As the coronavirus pandemic continues, many governments have partnered with tech companies to fight the virus. However, many tech analysts say that the new COVID-19 tech has startling implications for its user’s privacy.

Many governments around the world, such as China and South Africa, as well as large corporations like Apple and Google, have begun using a type of analysis called ‘contact tracing’ . This technique involves using location tracking on people’s phones to determine who could be at risk of catching the virus.

For example, a contact-tracing app could find out all the people who interacted with someone who tested positive in the days in which that person was asymptomatic.

Using this information, governments can then inform citizens that they were exposed to possible disease vectors. While this tech might seem benign, if not benevolent, in theory, tech experts say that it sets a troubling precedent for when the pandemic is over.

“This is the sort of thing we’ve been telling people to watch out for,” says Kaden Parker, a senior studying computer science at the University of Wyoming. “It’s giving away too much power to the tech companies that run this sort of software.”

While content-tracking apps might be helpful right now, there’s the potential for them to become tools of oppression after the pandemic, Parker says. The software allows those utilizing it to know where everyone with a phone is at every second of the day.

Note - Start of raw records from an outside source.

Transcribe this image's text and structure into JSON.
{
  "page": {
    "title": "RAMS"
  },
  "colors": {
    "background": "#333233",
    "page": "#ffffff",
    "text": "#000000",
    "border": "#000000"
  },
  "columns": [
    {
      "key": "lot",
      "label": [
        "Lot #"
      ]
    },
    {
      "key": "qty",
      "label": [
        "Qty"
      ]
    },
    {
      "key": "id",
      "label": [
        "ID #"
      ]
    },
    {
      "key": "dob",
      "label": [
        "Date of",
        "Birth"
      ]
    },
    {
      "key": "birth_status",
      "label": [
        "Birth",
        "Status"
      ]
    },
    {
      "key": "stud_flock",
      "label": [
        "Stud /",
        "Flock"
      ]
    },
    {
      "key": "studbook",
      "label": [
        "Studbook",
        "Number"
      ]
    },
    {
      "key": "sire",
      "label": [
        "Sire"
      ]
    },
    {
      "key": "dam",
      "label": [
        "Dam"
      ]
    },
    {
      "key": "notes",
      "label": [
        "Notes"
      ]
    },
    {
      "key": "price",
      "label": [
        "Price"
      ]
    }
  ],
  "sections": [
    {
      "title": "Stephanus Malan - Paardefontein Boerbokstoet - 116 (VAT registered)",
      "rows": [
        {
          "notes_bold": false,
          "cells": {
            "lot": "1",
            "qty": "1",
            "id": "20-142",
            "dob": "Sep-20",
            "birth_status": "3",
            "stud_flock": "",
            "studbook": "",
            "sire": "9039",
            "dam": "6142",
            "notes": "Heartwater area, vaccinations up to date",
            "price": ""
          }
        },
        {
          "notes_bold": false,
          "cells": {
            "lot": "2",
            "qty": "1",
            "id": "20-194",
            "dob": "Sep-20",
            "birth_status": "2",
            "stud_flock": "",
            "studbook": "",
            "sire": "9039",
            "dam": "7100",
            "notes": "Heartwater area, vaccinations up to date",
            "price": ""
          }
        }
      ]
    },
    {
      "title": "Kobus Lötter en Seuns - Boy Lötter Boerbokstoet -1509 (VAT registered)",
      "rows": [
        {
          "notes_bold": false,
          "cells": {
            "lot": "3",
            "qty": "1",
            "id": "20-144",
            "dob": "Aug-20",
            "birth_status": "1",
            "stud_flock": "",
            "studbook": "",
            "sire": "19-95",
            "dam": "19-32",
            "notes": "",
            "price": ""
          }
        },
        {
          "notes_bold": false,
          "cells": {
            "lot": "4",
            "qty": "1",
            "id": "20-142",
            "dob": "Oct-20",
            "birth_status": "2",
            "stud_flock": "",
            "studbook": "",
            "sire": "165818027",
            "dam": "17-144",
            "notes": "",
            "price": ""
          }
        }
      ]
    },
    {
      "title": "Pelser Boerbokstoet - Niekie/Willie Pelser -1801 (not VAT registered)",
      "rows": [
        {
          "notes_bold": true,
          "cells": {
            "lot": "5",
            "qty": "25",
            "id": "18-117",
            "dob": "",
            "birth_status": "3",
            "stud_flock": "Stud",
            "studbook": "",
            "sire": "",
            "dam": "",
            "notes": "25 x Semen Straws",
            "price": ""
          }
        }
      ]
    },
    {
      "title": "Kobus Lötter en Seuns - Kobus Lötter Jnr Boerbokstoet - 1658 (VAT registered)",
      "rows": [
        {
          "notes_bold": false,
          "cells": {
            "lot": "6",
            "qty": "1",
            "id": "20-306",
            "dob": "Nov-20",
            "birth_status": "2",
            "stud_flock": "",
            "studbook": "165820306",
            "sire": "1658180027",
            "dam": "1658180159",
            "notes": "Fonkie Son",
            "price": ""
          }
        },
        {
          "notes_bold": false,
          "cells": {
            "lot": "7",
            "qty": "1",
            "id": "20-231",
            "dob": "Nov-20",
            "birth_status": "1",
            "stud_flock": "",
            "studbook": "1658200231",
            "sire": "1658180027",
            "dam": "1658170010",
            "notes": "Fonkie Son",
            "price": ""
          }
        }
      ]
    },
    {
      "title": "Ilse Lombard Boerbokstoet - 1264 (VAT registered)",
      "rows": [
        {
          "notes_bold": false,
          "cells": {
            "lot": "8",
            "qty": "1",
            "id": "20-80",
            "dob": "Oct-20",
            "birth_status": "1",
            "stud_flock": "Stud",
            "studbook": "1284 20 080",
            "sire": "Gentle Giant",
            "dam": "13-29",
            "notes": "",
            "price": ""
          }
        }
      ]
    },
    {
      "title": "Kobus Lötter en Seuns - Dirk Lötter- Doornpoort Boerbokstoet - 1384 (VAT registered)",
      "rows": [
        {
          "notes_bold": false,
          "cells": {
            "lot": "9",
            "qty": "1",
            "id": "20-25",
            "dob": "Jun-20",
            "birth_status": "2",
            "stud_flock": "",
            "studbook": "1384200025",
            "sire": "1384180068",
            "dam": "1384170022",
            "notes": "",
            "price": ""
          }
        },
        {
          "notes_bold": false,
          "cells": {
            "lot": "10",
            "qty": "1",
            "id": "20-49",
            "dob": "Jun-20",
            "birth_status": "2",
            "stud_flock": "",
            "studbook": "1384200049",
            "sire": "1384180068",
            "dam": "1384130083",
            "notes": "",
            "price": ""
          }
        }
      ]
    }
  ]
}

“If governments having that sort of power over people doesn’t scare you, then I don’t know what to tell you,” says Parker.

Governments could use the software to track political opponents or to prevent certain people from leaving certain areas. Companies could use the software to target ads further, as well as sell the data to whoever wants it. The technology erodes the very idea of privacy, says Parker.

While Apple and Google both promised to get rid of the software after the crisis has passed, many are not taking the promise at face value. Tech analysis outlet Recode wrote in a story on the issue last week that consumers now have to trust Apple and Google when they say they are not using the software. They write the changes made to the Android and IOS software to accommodate the software suggest that contact-tracing is here to stay and that any trust in Apple and Google is misplaced.

“Apple and Google’s privacy promises ring hollow to people who have seen how both companies have built themselves on the back of privacy compromises, ” writes tech analysis Sara Morrison in the piece.
In addition, there are concerns about how effective contact-tracing is in stopping the spread of the coronavirus. Early data is still incomplete, but it seems as if using contact-tracing software is largely superfluous when social distancing statutes are already in effect.

China is using contact-tracing to control the movements of hundreds of millions of its citizens. Its infection rate seems to be dropping, but as many health officials are quick to point out, that could be due to any number of other strategies China has already implemented.

A handful of other countries have implemented these measures, but none have implemented it on the same scale as China. Right now, only time will tell whether contact-tracing is a panacea for the virus or a poison pill for privacy.